Alone again, I went out armed with telephone wire, wire cutters and a pair of pliers. Since the screws weren’t adequate for the job of holding the roost together, I thought wire was the answer. I wrapped wire around the various edges of the roost, twisting the wire taut until the structure had just a slight wobble when stressed. I went into the garage and found an old metal weight bar to use as the roost bar for now. Once it gets cold out I think the hens will prefer a wooden bar. The bar was wired into place to keep it from slipping. The final touch to the contraption was a tarp surrounding the top and three sides to make it waterproof.
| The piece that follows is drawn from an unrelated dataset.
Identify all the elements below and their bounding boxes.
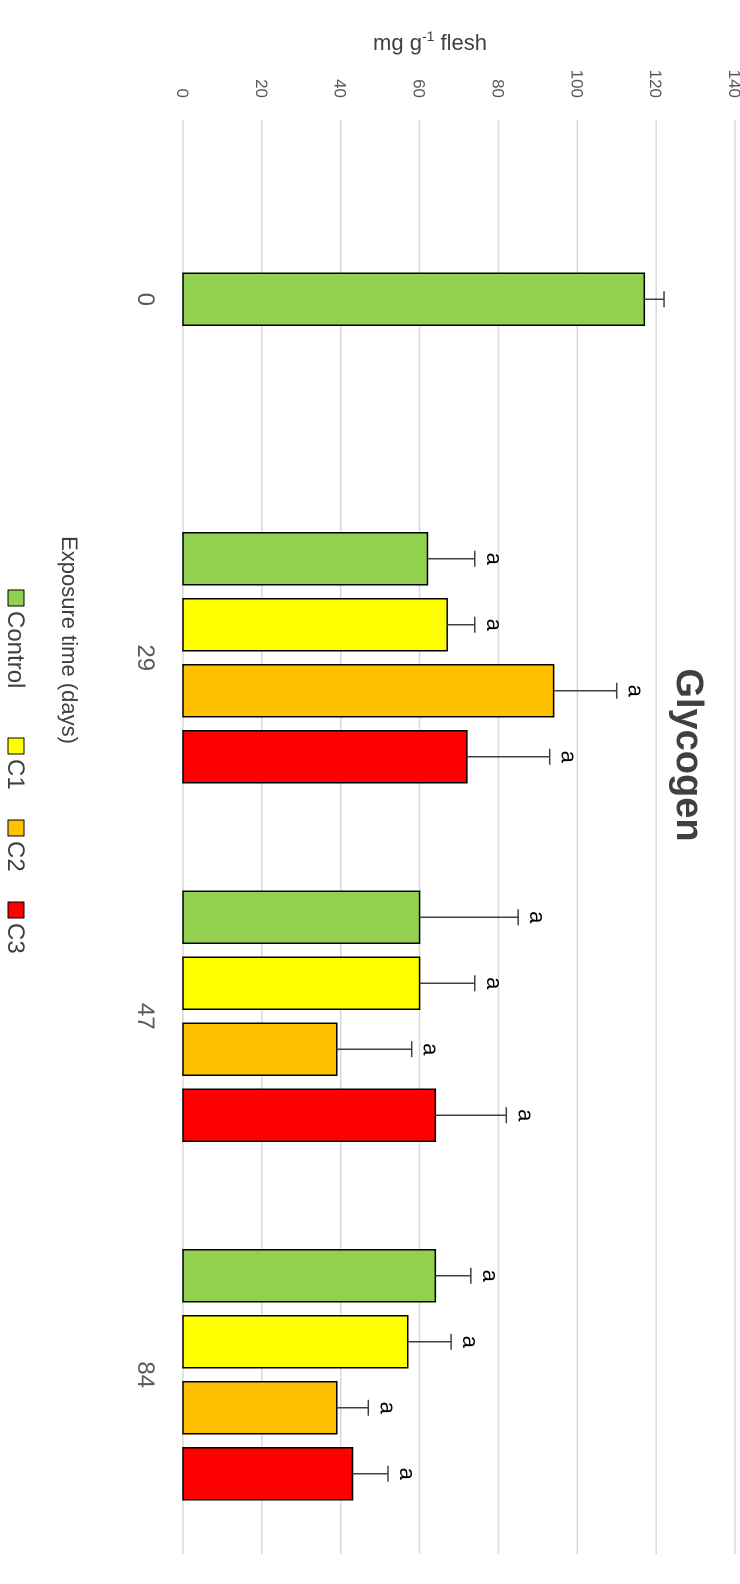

Yes, from the looks of the roost, it’s another “kountry” concoction.

It wasn’t a surprise to see the hens still sitting on their familiar tarp rope “roost” the first night. This new fangled chicken roost was strange for them. A couple of nights later I discovered them on top of the roost, which is where they’ve been roosting ever since, even with rain pouring down their backs from the eave of the garage, which I think says something about the size of a chicken’s brain. I’m hoping when the weather turns cold they will get smart and hunker down in the roost box on the bar. Time will tell.

3 thoughts on “The Roost”

  1. Nancy, the gate story is so accurate as to some of my building adventures. I love your style. I will read the rest tomorrow. Keep penciling merrily along.